I got a kick out of a few of my old college buddies chasing me down on FaceBook and reminding me of the old good times had via faded photographs and dusted off stories. Should I be using my time to chat with them when I could be spending more time with my family, or actually visiting with friends? I now have a means to remain in some sort of contact with old college roommates and buddies and I believe I will continue to use my FaceBook account. As for Twitter, Tweets and text messages, they just don't do it for me. One hundred and forty characters a message. Go ahead, use it for telling me to bring milk home after work. I can see the use in that, but I don't need to know that someone else is bringing home milk to their family after work. If I am to be so informed, maybe they can pick up an extra container and drop it off at my house so I do not have to do it.
After all, this technology allows us to keep in touch with more people and we get to see small glimpses via photos, videos and messages about what they are doing with their lives. We become welcomed voyeurs into the lives of these remote peoples for we will rarely interact with them online and may never speak or meet with them offline.
Technology makes it possible to disrupt real friendships with this voyeuristic stream of inanity. Have we come to a time when new social networking might make you inattentive to your first social network: your family? How many times have we witnessed the overextended parent, head down, tapping away on their iPhone oblivious to what’s going on while they are supposedly “watching” their child play? I wonder how many children are competing for time and attention with the tiny people living in that smart phone. I wonder how many times a child has raised his head to seek out the loving approval of his parent only to see the glow of the LCD reflected in their eyes? No love for you today Junior, can’t you see I am busy taking the "What Type of Parent Are You?" quiz.
If you believe in evolutionary psychology, the theory of anthropologist Robin Dunbar called Dunbar’s Number states that the maximum number of healthy social relationships a person can maintain at any one time is approximately 150. You might not think these on-line relationships belong to your social relationships but they are taking up social and emotional space. You are chunking information about a person into your memory. A person who you went to high school with - not really a friend then or now – who just got back from a trip to Oshkosh, WI, pictures, video and text narrative freshly posted ½ hour after his return home. You can’t just turn that information off as it has been tagged all over your FaceBook wall like some repressed graffiti spray painted in neon orange. As you take this information in, it’s probably parked right next to the other random facts of your childhood like song lyrics or television commercials or the indelibly etched vision of this 13 year old guy naked in the gym locker next to yours. A comedian named John Bowman does a bit about how much stuff we can pack into our 50+ year old brains and the consensus is that there is not much room left. Pack, pack, pack…
I was just trying to find a picture of some boys in a locker room on Google to go along with this article but all I could find was gay pornography. I had to paint the gym shorts on a few of these kids using Photoshop. I have to go someplace else!
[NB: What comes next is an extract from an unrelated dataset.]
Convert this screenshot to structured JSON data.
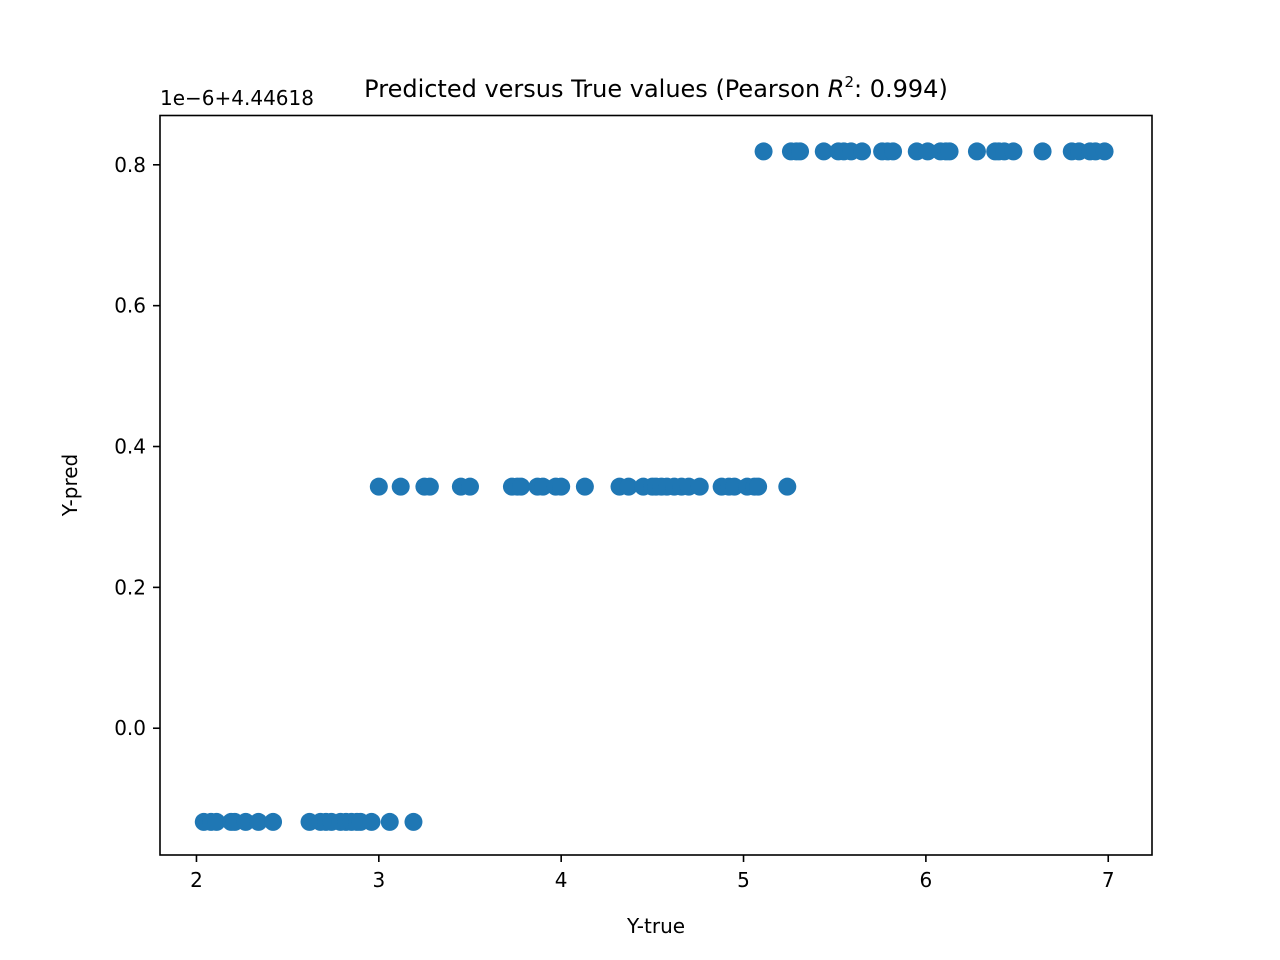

At some point, you’re only storing a very small amount of data on a slew of people, which makes those relationships tenuous as best. The issue here is that you’re threatening the strength of all your relationships as you expand your reach. So you make a conscious effort to store more about ‘good’ friends and family, but I’m not sure we’re wired that way.
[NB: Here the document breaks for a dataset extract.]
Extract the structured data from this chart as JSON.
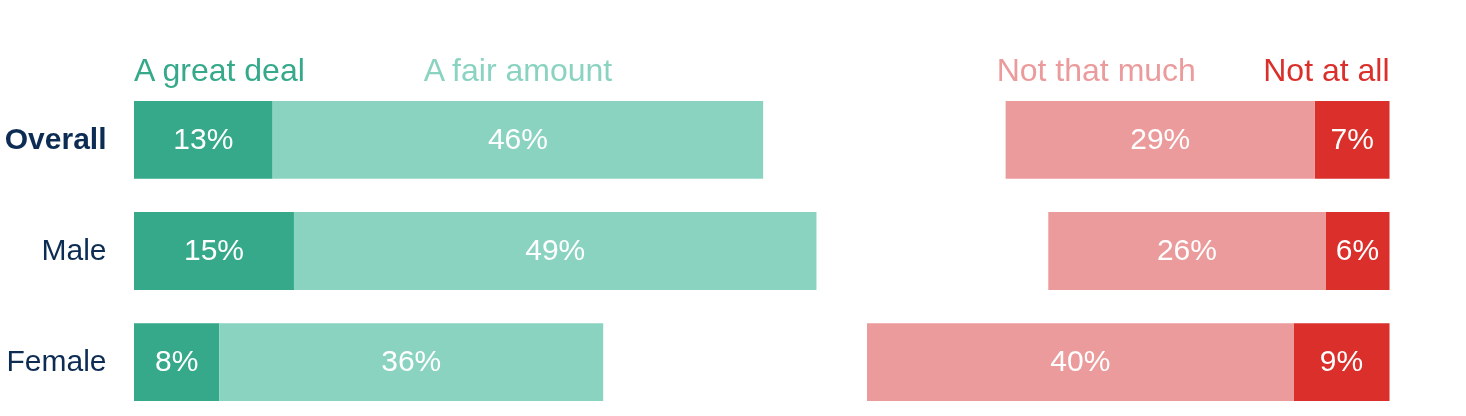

There is a reason why you lose touch with friends. The turning point comes when they aren’t really your friends anymore. Maybe we have outgrown them or our experience and wisdom requires us to seek others to whom we can more readily relate to. Recent research by Gerald Mollenhorst suggests that we replace half of our friends every seven years. I looked it up on Google; that’s what the Internet is really useful for (besides pornography). I question whether technology is inhibiting the natural shedding of friends necessary for us to move on, to establish new friends and evolve as a person. Maybe I need to get rid of my oldest, dearest friends to pick up one of my new “old” friends that I used to admire so much for making farting noises with his hands.